# Support Vector Machine

Due to the high success of my logistic regression, I wanted to analyze whether a Support Vector Machine (SVM) would slightly improve the classification accuracy of my model. 

A support vector machine works by finding the maximum margin hyperplane between the two classes. The SVM can create the maximum margin hyperplane in many different dimensions to best find the threshold boundary.  

In [1]:
import pandas as pd

from sklearn.model_selection import train_test_split, GridSearchCV
#from sklearn.model_selection import  GridSearchCV
from sklearn.linear_model import LogisticRegression
import numpy as np
import matplotlib.pyplot as plt
from sklearn import svm, linear_model
from sklearn.model_selection import cross_val_score
from sklearn.pipeline import Pipeline
from sklearn.feature_extraction.text import CountVectorizer, TfidfVectorizer

In [2]:
# Read in DataFrame
df = pd.read_csv('../Data/casual_political.csv')

In [3]:
# Set predictor and resulting variables
X = df['lemma_totaltext']
y = df['binary_sub']

In [4]:
# Train test SPlit using same random_state
X_train, X_test, y_train, y_test = train_test_split(X, y, test_size=0.2, random_state=16)

In [5]:
# Creating scaffolding for hyperparameter gridsearch pipeline
pipe = Pipeline([
    
    ('tvec', TfidfVectorizer(analyzer='word', stop_words='english')),
    ('svc', svm.SVC())
    
])

In [9]:
# Creating parameters to gridsearch over 

gamma_range = np.logspace(-5, 2, 10)
C_range = np.logspace(-3, 2, 10)
kernel_range = ['rbf', 'sigmoid', 'linear', 'poly']

param_grid = {'svc__gamma': gamma_range,
                  'svc__C': C_range,
                  'svc__kernel': kernel_range
             }

grid = GridSearchCV(pipe, param_grid, cv = 3,
                    scoring = 'accuracy', verbose = 1, n_jobs = -1)

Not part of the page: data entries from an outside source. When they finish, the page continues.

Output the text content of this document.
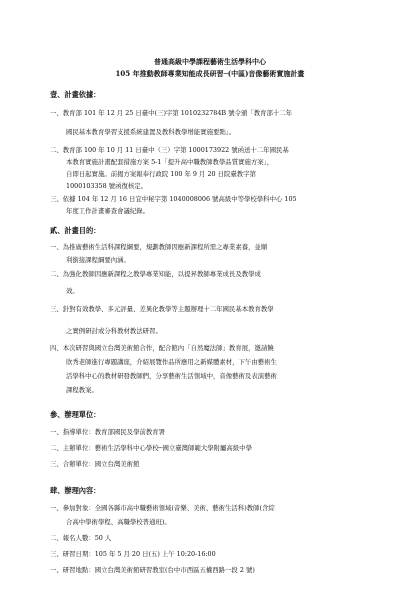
普通高級中學課程藝術生活學科中心
105 年推動教師專業知能成長研習─(中區)音像藝術實施計畫
壹、計畫依據：
一、教育部 101 年 12 月 25 日臺中(三)字第 1010232784B 號令頒「教育部十二年
國民基本教育學習支援系統建置及教科教學增能實施要點」。
二、教育部 100 年 10 月 11 日臺中（三）字第 1000173922 號函送十二年國民基
本教育實施計畫配套措施方案 5-1「提升高中職教師教學品質實施方案」，
自即日起實施。前揭方案報奉行政院 100 年 9 月 20 日院臺教字第
1000103358 號函復核定。
三、依據 104 年 12 月 16 日宜中秘字第 1040008006 號高級中等學校學科中心 105
年度工作計畫審查會議紀錄。
貳、計畫目的：
一、為推廣藝術生活科課程綱要，規劃教師因應新課程所需之專業素養，並順
利銜接課程綱要內涵。
二、為強化教師因應新課程之教學專業知能，以提昇教師專業成長及教學成
效。
三、針對有效教學、多元評量、差異化教學等主題辦理十二年國民基本教育教學
之實例研討或分科教材教法研習。
四、本次研習與國立台灣美術館合作，配合館內「自然魔法師」教育展，邀請饒
欣秀老師進行專題講座，介紹展覽作品所應用之新媒體素材，下午由藝術生
活學科中心的教材研發教師們，分享藝術生活領域中，音像藝術及表演藝術
課程教案。
參、辦理單位：
一、指導單位：教育部國民及學前教育署
二、主辦單位：藝術生活學科中心學校─國立臺灣師範大學附屬高級中學
三、合辦單位：國立台灣美術館
肆、辦理內容：
一、參加對象：全國各縣市高中職藝術領域(音樂、美術、藝術生活科)教師(含綜
合高中學術學程、高職學校普通班)。
二、報名人數：50 人
三、研習日期：105 年 5 月 20 日(五) 上午 10:20-16:00
一、研習地點：國立台灣美術館研習教室(台中市西區五權西路一段 2 號)
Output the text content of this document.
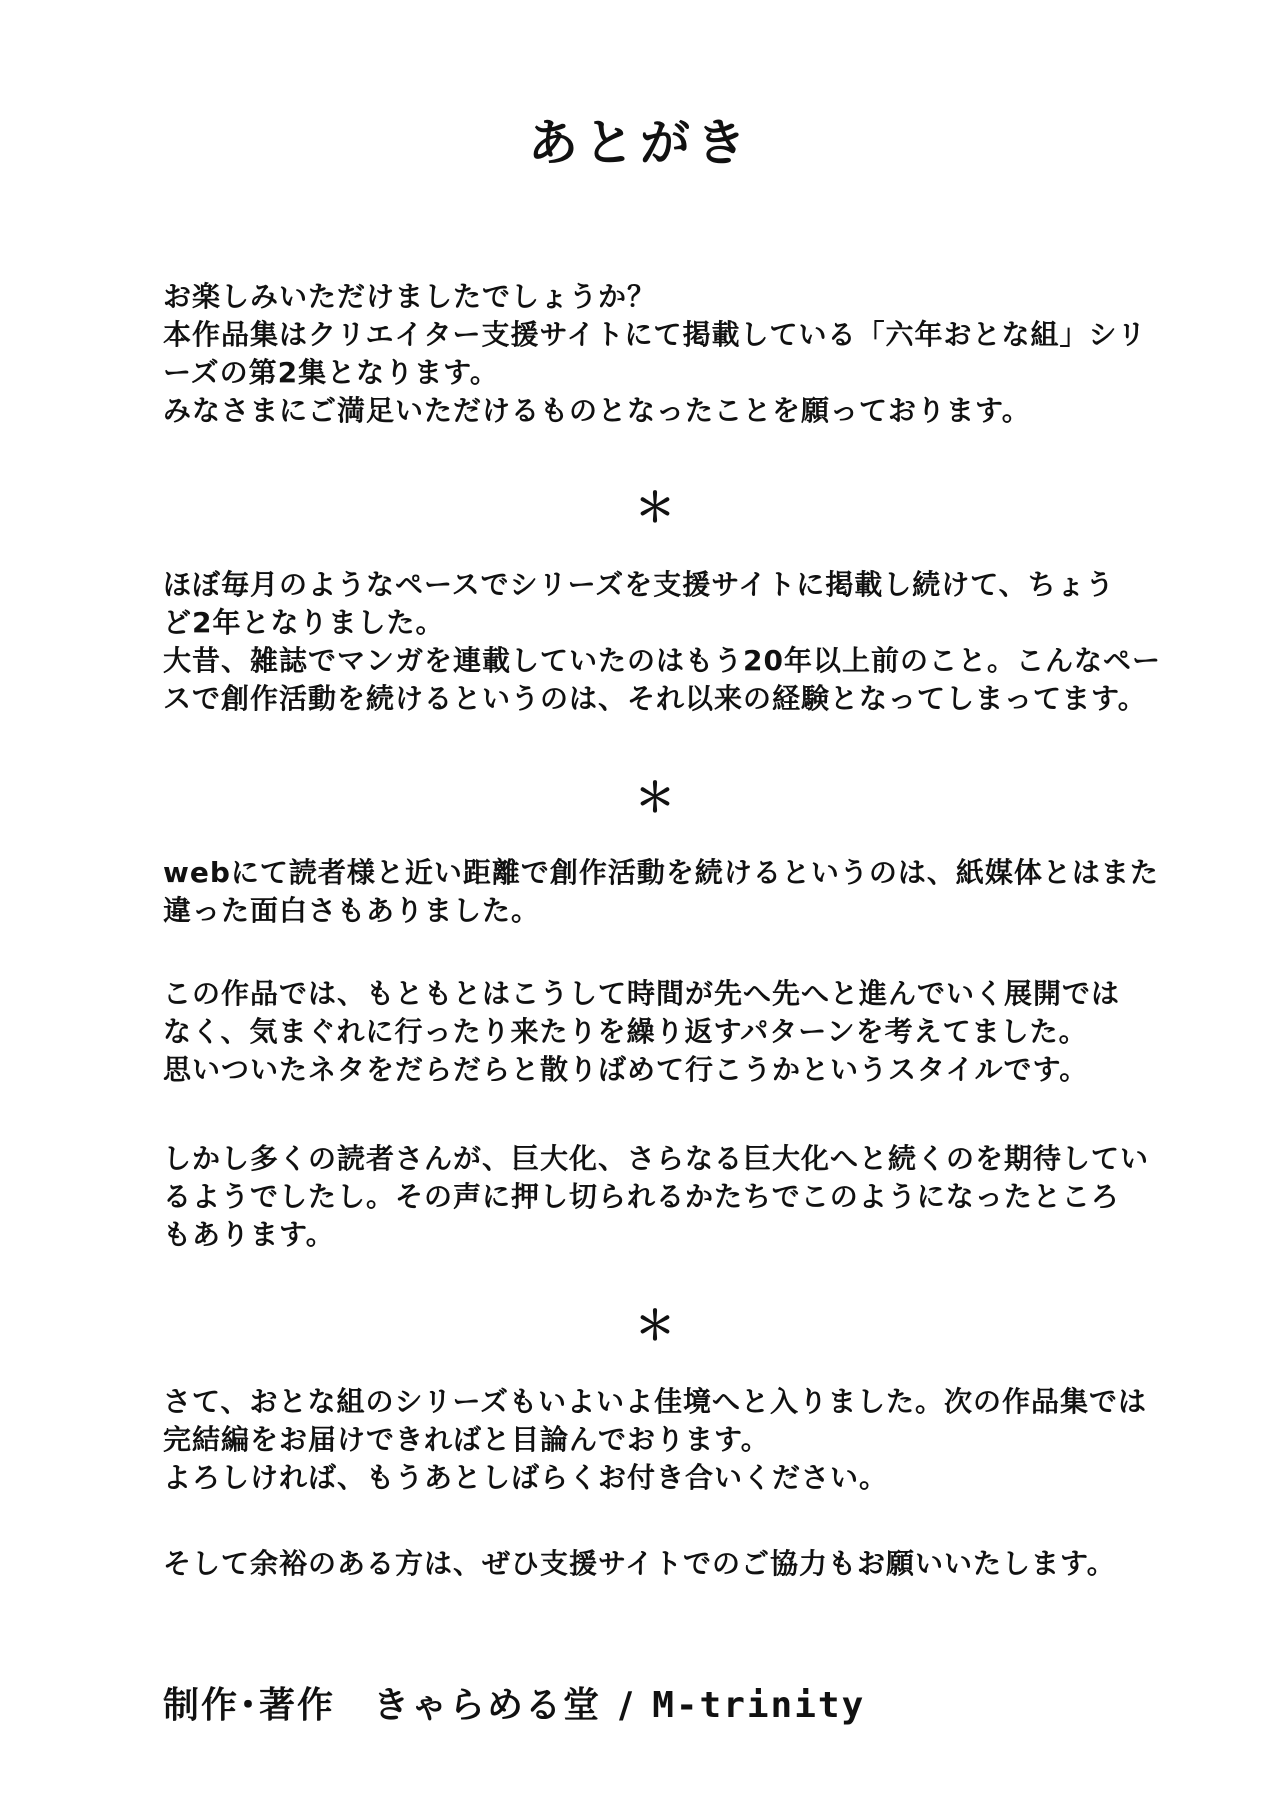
あとがき
お楽しみいただけましたでしょうか？
本作品集はクリエイター支援サイトにて掲載している「六年おとな組」シリ
ーズの第2集となります。
みなさまにご満足いただけるものとなったことを願っております。
＊
ほぼ毎月のようなペースでシリーズを支援サイトに掲載し続けて、ちょう
ど2年となりました。
大昔、雑誌でマンガを連載していたのはもう20年以上前のこと。こんなペー
スで創作活動を続けるというのは、それ以来の経験となってしまってます。
＊
webにて読者様と近い距離で創作活動を続けるというのは、紙媒体とはまた
違った面白さもありました。
この作品では、もともとはこうして時間が先へ先へと進んでいく展開では
なく、気まぐれに行ったり来たりを繰り返すパターンを考えてました。
思いついたネタをだらだらと散りばめて行こうかというスタイルです。
しかし多くの読者さんが、巨大化、さらなる巨大化へと続くのを期待してい
るようでしたし。その声に押し切られるかたちでこのようになったところ
もあります。
＊
さて、おとな組のシリーズもいよいよ佳境へと入りました。次の作品集では
完結編をお届けできればと目論んでおります。
よろしければ、もうあとしばらくお付き合いください。
そして余裕のある方は、ぜひ支援サイトでのご協力もお願いいたします。
制作･著作 きゃらめる堂 / M-trinity
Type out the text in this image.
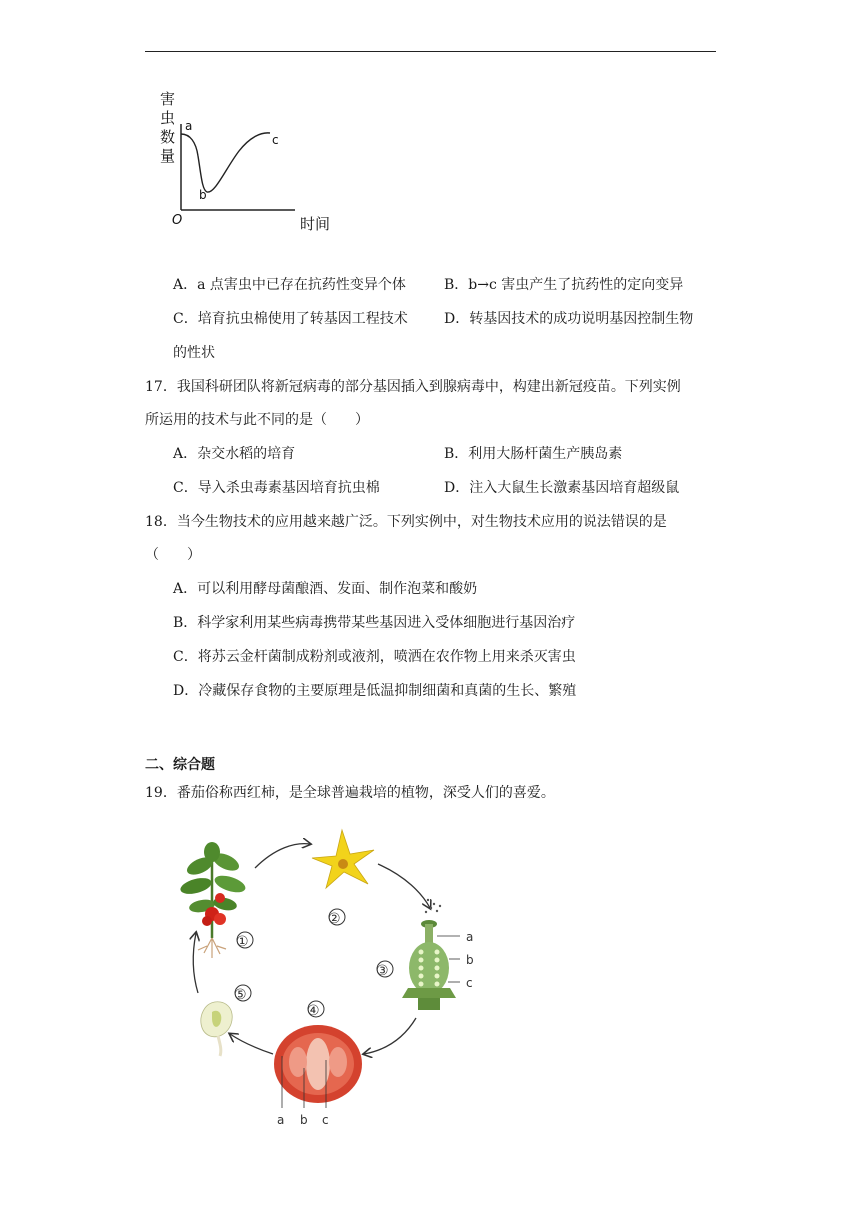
害
虫
数
量
a
b
c
O	时间
A．a 点害虫中已存在抗药性变异个体	B．b→c 害虫产生了抗药性的定向变异
C．培育抗虫棉使用了转基因工程技术	D．转基因技术的成功说明基因控制生物
的性状
17．我国科研团队将新冠病毒的部分基因插入到腺病毒中，构建出新冠疫苗。下列实例
所运用的技术与此不同的是（　　）
A．杂交水稻的培育	B．利用大肠杆菌生产胰岛素
C．导入杀虫毒素基因培育抗虫棉	D．注入大鼠生长激素基因培育超级鼠
18．当今生物技术的应用越来越广泛。下列实例中，对生物技术应用的说法错误的是
（　　）
A．可以利用酵母菌酿酒、发面、制作泡菜和酸奶
B．科学家利用某些病毒携带某些基因进入受体细胞进行基因治疗
C．将苏云金杆菌制成粉剂或液剂，喷洒在农作物上用来杀灭害虫
D．冷藏保存食物的主要原理是低温抑制细菌和真菌的生长、繁殖
二、综合题
19．番茄俗称西红柿，是全球普遍栽培的植物，深受人们的喜爱。
①
②
a
b
c
③
④
a b c
⑤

# Fitting training data for SVM
grid.fit(X_train, y_train)

Fitting 3 folds for each of 400 candidates, totalling 1200 fits


[Parallel(n_jobs=-1)]: Using backend LokyBackend with 4 concurrent workers.
[Parallel(n_jobs=-1)]: Done  42 tasks      | elapsed: 17.4min
[Parallel(n_jobs=-1)]: Done 192 tasks      | elapsed: 79.0min
[Parallel(n_jobs=-1)]: Done 442 tasks      | elapsed: 175.8min
[Parallel(n_jobs=-1)]: Done 792 tasks      | elapsed: 289.5min
[Parallel(n_jobs=-1)]: Done 1200 out of 1200 | elapsed: 428.5min finished


GridSearchCV(cv=3,
             estimator=Pipeline(steps=[('tvec',
                                        TfidfVectorizer(stop_words='english')),
                                       ('svc', SVC())]),
             n_jobs=-1,
             param_grid={'svc__C': array([1.00000000e-03, 3.59381366e-03, 1.29154967e-02, 4.64158883e-02,
       1.66810054e-01, 5.99484250e-01, 2.15443469e+00, 7.74263683e+00,
       2.78255940e+01, 1.00000000e+02]),
                         'svc__gamma': array([1.00000000e-05, 5.99484250e-05, 3.59381366e-04, 2.15443469e-03,
       1.29154967e-02, 7.74263683e-02, 4.64158883e-01, 2.78255940e+00,
       1.66810054e+01, 1.00000000e+02]),
                         'svc__kernel': ['rbf', 'sigmoid', 'linear', 'poly']},
             scoring='accuracy', verbose=1)

In [10]:
print(grid.best_params_)
print(grid.best_score_)

{'svc__C': 7.742636826811277, 'svc__gamma': 0.4641588833612782, 'svc__kernel': 'rbf'}
0.9896547347663621


In [12]:
grid.score(X_test, y_test)

0.9877866400797607

This model achieved the same accuracy as the random forest and logistic regression, but over a significantly longer time period. Therefore it is not even worth analyzing the best parameters. 

Had there been less data, the SVM might have been able to be more accurate than the other models, however with sufficient data SVM is not worth the time hassle.